RDP is primarily used by the Microsoft Windows Operating System, so therefore anyone who looks to connect to any of these “exposed” RDP sessions has a change to gain a foothold within the business. The last few years has shown the weaknesses within the RDP protocol and several security vulnerabilities have been released with known exploits. These exploits are easy to perform and can allow a malicious attacker access to not only the machine being targeted, but any other machine within the network, once access has been gained.

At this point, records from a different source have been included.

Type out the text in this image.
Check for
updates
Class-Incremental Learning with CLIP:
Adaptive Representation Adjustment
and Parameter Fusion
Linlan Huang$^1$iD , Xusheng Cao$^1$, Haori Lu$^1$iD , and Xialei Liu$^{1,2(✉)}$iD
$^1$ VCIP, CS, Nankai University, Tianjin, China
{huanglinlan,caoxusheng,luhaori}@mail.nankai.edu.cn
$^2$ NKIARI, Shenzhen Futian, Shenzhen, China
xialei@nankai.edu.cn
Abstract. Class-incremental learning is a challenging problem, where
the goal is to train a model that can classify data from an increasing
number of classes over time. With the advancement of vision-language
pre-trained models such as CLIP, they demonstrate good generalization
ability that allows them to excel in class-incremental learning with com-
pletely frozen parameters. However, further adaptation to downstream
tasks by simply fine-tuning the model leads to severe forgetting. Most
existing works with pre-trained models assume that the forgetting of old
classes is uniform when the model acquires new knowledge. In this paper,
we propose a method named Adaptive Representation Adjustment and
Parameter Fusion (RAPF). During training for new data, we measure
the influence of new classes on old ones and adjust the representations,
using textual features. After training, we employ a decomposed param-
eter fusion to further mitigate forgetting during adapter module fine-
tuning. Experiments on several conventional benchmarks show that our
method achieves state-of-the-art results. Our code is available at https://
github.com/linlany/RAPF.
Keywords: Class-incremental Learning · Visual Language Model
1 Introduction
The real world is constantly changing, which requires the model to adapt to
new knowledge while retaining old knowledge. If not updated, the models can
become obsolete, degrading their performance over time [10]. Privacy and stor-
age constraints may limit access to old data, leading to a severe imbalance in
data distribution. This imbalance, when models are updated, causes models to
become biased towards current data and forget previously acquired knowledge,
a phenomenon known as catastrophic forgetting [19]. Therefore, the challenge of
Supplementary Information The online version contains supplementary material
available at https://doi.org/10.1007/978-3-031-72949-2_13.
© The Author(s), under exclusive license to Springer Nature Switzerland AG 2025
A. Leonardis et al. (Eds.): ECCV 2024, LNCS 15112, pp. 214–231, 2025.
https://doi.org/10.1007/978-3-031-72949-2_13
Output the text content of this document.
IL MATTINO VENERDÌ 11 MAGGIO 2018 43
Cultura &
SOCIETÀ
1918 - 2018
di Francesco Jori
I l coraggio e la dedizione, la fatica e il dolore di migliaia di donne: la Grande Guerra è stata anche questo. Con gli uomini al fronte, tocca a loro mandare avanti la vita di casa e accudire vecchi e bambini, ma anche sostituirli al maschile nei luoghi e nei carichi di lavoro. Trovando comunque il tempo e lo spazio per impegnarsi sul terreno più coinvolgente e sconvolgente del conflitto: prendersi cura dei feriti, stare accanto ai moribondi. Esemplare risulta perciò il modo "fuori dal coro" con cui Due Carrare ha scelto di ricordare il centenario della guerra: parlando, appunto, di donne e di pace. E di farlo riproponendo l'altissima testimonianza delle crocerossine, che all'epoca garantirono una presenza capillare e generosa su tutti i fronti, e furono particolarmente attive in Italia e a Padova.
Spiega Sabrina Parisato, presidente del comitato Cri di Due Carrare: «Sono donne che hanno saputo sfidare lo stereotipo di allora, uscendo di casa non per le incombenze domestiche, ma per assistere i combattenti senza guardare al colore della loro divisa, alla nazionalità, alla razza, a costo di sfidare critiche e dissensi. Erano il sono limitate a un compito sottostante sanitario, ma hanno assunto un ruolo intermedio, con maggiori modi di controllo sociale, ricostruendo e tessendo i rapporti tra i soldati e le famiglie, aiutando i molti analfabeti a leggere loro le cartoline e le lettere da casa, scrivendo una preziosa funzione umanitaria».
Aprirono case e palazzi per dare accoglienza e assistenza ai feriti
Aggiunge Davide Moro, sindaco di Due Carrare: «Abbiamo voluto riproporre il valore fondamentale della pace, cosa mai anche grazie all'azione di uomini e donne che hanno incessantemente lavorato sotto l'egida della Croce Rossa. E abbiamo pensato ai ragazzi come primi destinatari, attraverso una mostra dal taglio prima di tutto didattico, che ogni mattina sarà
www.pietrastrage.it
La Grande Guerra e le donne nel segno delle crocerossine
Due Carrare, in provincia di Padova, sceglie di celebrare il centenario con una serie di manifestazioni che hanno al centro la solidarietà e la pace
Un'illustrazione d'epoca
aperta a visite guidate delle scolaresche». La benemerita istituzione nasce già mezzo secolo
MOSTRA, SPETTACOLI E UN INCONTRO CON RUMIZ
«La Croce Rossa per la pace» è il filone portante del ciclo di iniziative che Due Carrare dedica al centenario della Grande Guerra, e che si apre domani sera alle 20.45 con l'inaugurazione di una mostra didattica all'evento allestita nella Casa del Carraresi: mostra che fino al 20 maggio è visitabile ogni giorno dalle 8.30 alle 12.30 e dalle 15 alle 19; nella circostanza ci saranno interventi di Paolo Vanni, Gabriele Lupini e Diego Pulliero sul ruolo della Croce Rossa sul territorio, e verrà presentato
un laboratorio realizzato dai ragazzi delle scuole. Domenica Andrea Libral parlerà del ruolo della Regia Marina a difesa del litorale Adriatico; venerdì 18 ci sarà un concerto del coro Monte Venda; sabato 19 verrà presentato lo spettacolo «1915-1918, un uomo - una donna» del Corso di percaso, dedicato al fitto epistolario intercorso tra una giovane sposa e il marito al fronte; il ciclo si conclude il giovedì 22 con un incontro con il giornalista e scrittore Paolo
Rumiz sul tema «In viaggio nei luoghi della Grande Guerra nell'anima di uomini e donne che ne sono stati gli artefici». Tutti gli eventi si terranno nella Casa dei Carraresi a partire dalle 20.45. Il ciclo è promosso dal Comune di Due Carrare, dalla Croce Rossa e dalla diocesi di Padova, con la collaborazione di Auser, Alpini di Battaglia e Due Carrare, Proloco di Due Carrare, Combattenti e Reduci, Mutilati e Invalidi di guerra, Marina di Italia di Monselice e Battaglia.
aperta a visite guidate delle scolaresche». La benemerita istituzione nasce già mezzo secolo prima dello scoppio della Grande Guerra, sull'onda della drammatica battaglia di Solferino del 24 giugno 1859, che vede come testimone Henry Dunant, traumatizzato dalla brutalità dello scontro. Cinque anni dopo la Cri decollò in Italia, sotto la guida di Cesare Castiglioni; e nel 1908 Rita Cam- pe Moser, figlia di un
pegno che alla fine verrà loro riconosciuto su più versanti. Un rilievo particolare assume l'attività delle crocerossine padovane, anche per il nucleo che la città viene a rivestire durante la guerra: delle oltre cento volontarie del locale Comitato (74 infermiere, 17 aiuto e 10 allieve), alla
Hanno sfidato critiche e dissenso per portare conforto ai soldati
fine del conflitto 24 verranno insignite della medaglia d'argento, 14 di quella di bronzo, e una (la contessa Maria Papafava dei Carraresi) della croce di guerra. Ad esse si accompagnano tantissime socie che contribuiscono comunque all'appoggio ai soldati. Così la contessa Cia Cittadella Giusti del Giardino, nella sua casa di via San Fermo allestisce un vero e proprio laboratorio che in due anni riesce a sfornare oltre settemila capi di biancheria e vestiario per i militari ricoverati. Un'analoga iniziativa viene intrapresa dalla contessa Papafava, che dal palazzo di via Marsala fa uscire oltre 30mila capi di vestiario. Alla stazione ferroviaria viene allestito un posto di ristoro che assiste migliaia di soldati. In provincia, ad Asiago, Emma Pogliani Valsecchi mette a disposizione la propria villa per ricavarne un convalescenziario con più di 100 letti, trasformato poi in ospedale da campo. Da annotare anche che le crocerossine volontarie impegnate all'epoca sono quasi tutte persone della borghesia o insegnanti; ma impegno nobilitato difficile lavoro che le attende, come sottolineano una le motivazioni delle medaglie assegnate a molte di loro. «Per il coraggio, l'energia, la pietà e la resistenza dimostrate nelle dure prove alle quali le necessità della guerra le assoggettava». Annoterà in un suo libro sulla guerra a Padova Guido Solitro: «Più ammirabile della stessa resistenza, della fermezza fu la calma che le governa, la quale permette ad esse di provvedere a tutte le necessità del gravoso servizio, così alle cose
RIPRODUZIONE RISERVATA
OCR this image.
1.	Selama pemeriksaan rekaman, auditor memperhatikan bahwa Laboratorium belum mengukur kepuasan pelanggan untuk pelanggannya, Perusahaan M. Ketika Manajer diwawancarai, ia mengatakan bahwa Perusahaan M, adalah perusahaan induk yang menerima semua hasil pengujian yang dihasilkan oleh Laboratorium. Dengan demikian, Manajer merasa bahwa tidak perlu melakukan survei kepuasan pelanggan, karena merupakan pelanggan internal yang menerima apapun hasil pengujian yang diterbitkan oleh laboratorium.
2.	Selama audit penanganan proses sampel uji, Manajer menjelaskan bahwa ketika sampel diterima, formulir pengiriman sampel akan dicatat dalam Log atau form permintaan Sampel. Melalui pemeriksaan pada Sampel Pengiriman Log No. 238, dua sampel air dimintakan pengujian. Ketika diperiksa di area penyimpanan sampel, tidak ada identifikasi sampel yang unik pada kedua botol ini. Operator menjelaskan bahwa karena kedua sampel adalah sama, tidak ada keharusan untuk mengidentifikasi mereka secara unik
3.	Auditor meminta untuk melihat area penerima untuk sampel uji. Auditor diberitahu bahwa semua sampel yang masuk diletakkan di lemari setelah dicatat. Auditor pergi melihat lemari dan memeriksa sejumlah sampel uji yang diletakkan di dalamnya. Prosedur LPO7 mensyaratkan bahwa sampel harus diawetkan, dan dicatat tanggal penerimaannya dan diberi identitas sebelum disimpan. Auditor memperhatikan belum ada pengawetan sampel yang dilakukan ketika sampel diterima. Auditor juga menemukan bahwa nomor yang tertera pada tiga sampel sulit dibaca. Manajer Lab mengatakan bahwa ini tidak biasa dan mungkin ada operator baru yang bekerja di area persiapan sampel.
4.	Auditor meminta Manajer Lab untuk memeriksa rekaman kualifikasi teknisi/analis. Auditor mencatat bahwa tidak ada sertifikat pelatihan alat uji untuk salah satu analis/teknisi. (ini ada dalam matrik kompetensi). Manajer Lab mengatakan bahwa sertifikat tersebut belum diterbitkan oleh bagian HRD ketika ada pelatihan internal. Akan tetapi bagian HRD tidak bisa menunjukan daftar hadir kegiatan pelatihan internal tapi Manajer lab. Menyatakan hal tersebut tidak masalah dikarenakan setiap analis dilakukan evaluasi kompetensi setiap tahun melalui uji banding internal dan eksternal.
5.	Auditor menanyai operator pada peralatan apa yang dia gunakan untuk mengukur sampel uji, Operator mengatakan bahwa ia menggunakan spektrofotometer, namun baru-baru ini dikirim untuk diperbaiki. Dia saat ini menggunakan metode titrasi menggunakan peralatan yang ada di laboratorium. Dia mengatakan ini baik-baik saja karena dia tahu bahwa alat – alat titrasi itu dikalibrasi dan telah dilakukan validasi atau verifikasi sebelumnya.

Simply performing a quick search on the internet for “RDP CVE” will highlight several security bulletins from Microsoft and other leading security websites. Taking one finding as an example, CVE-2019-1181, this vulnerability discusses that there are many remote execution paths once a machine has been successfully exploited. This means that the attacker can establish a session from their attaching machine and the target machine, allowing full access and allowing the possibility for implanting malware into the environment to establish a permanent connection. The thought of this is frightening.
Making remote access secure
Making remote desktop access secure isn’t hard or shouldn’t be. There are several steps that can be implemented to ensure that your business and the method of connection is kept secure from unwanted visitors.
The first layer of security is to implement and utilise Virtual Private Networks (VPNs), these allow you to run some software and establish a network connection to your business thereby allowing you full access to your business network and work as normal. Once established you can then open a RDP connection to the internal name/IP address as normal.
Blocking port tcp/3389 at the firewall, so that people cannot gain access or establish a connection, this should be one of the first things you do on a firewall, ensuring that you only allow the ports you absolutely need to work and block everything else.
Ensuring that you implement Network Layer Authentication (NLA) on your RDP connection, will also help increase the layer of security on the connection. By implementing NLA, you are performing an authentication request before you attempt to establish a connection, thereby limiting the amount of information which is and can be exposed.
I’ve had people say that they’ve changed the port that RDP runs on, from the standard 3389 to something else, this doesn’t help the matter and only takes a few seconds to find which port it is running on.
Perform regular patching and updates on all machines, this should be a standard action within the business, but I see this way too many times, where no one has updated their systems in months or even years.
In summary, make sure that you don’t allow port tcp/3389 exposed on your firewall, use a VPN to access any business operations and ensure you patch.